April 2025
Designing Bue: A Mental Health AI companion with Safety-First Conversational Design
Problem/Market opportunity
With 20.1% of U.S. adolescents experiencing major depression (NIMH, 2022), existing mental health apps fail to address teenagers' unique communication needs. This gap presents a market opportunity: create an AI companion that serves as an accessible first touchpoint for support—reducing stigma while providing appropriate escalation paths to professional care. Bue reimagines conversational AI to authentically connect with young users while maintaining crucial safety boundaries.
Solution
A conversational AI companion for teens featuring natural messaging rhythms, strategic user control through quick-replies, and seamless crisis escalation protocols—creating a relatable digital support system that balances engaging interactions with safety guardrails while providing a stigma-free entry point to mental health resources.
Background
The idea for this case study came to me while sitting in the waiting room of a pediatric office. I saw a poster advertising the mental health app, Scout. I wondered: Is it actually helpful? What tools does it offer? Can teens share feelings with parents through it? With my psychology background, curiosity led me to download the app and research similar apps.
I outlined a 5-day design sprint to explore how conversational AI could thoughtfully address teenagers' unique mental health needs, balancing technical and ethical considerations to create a digital support system that feels authentic while maintaining appropriate safety boundaries.
Overview
An estimated 5.0 million adolescents aged 12 to 17 in the United States had at least one major depressive episode, representing 20.1% of this age group nationwide, in 2021 (NIMH, 2022). With the rapid development and integration of AI technology across digital platforms, we're seeing a strategic shift toward AI chatbots designed specifically to address youth mental health challenges. Solutions like Woebot, Wysa, and Youper have demonstrated significant impact, with studies showing measurable improvements in users' mental well-being. This case study explores the deliberate design considerations needed to create effective conversational AI that can provide stigma-free first-line support for teenagers and young adults facing mental health challenges.
Problem
How might we design an AI chatbot specifically for teenagers and young adults that supports their mental health in a safe and engaging way?
Solution
An AI chatbot named Bue that interacts with users in a relatable manner, providing empathic expressions, validation techniques, and evidence-based content to help youth care for their mental health.
Role
UX researcher & product designer
Tools
Figma, Miro, Claude, Perplexity, v0
Timeline
5 days
Key UX highlights
Designed a chat experience that felt safe, conversational, and emotionally resonant for teens navigating sensitive mental health topics.

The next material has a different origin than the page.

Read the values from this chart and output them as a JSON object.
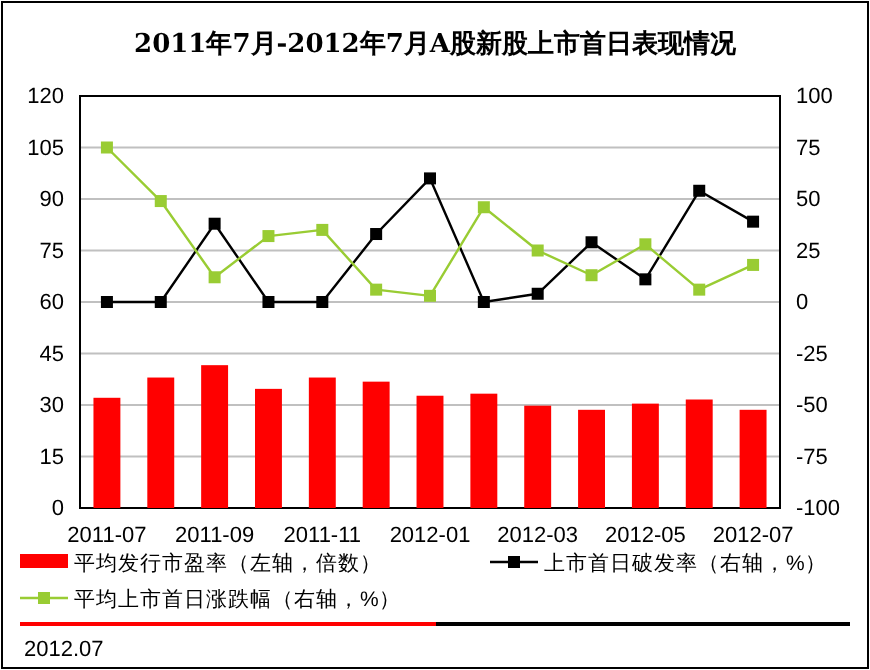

Built risk detection and escalation into the core experience to balance trust with safety.
Created a modular intent system that allowed scalable and safe navigation of sensitive topics.
Process summary
I designed Bue, a mental health AI companion for teens, through a structured exploration of digital emotional support:
Comparative Analysis & User Research: Evaluated leading mental health chatbots (Wysa, Replika, Youper) across interaction design, UI strategies, and emotional support mechanisms—identifying gaps in teen-specific engagement patterns.
Persona Development & Decision Modeling: Created Jasmine, a 15-year-old persona, to guide empathetic design decisions while building sophisticated conversation flows and safety-oriented decision trees for varying emotional states.

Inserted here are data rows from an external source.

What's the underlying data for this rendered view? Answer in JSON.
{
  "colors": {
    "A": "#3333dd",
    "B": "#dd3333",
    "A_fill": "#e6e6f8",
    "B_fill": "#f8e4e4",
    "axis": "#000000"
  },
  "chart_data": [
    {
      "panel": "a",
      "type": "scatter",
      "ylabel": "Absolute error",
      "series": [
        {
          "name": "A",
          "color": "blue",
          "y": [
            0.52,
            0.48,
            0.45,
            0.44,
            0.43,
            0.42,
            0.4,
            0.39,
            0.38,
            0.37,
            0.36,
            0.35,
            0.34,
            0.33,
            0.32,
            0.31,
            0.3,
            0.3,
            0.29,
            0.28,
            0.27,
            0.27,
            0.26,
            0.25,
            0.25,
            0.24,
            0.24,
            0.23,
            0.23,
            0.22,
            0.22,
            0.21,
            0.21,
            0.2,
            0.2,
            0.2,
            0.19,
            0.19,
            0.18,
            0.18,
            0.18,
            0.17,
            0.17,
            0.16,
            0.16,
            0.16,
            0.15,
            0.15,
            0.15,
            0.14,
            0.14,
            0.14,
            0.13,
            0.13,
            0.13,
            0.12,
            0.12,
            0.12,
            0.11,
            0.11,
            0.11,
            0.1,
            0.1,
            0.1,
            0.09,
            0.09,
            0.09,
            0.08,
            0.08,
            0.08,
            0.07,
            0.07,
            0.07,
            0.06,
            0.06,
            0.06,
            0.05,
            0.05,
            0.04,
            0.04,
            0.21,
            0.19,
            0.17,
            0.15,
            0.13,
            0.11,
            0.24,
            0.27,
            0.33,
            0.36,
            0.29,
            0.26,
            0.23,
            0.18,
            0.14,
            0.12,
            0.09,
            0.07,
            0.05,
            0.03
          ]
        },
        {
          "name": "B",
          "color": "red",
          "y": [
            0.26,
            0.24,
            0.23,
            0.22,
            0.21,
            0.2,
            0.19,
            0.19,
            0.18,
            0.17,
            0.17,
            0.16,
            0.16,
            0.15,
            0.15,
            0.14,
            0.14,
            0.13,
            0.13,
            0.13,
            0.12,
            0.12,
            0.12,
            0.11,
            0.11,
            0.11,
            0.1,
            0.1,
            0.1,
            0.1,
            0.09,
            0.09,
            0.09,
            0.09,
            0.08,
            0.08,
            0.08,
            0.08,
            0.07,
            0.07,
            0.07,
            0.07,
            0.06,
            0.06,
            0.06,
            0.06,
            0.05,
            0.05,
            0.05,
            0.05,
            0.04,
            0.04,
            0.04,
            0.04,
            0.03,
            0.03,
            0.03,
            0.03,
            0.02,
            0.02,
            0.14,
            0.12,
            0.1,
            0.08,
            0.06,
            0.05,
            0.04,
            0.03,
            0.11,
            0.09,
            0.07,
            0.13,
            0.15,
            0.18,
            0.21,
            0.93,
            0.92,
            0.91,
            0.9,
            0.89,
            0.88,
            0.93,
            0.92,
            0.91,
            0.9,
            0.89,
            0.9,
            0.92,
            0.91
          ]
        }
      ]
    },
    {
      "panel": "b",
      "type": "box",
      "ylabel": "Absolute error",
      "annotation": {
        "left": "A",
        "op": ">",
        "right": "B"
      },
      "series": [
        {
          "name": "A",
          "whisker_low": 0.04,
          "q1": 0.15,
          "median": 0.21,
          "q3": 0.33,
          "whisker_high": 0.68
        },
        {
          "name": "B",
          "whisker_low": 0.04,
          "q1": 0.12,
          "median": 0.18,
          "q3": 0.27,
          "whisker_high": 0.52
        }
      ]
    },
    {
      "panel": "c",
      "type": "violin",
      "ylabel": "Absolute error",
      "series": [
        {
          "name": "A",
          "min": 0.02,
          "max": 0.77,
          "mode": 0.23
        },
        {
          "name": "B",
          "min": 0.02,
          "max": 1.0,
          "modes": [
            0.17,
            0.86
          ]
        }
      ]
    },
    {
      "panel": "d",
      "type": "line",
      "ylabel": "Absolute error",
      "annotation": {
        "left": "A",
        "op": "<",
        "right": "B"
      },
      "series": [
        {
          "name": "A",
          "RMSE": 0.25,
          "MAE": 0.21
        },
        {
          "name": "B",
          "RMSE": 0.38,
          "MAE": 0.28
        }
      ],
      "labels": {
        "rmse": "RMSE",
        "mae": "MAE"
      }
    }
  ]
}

Conversational UX Innovation: Implemented dynamic typing indicators, message reaction functionality, and strategic quick replies—balancing natural conversation patterns with appropriate user control mechanisms.
Safety Protocol Engineering: Designed seamless escalation paths that transparently assess risk levels, maintain user agency, and connect to offline support resources when needed.
The result was an AI mental health companion that addresses teenagers' unique communication needs while maintaining crucial safety boundaries—demonstrating how conversational AI can lower barriers to mental health support for young users.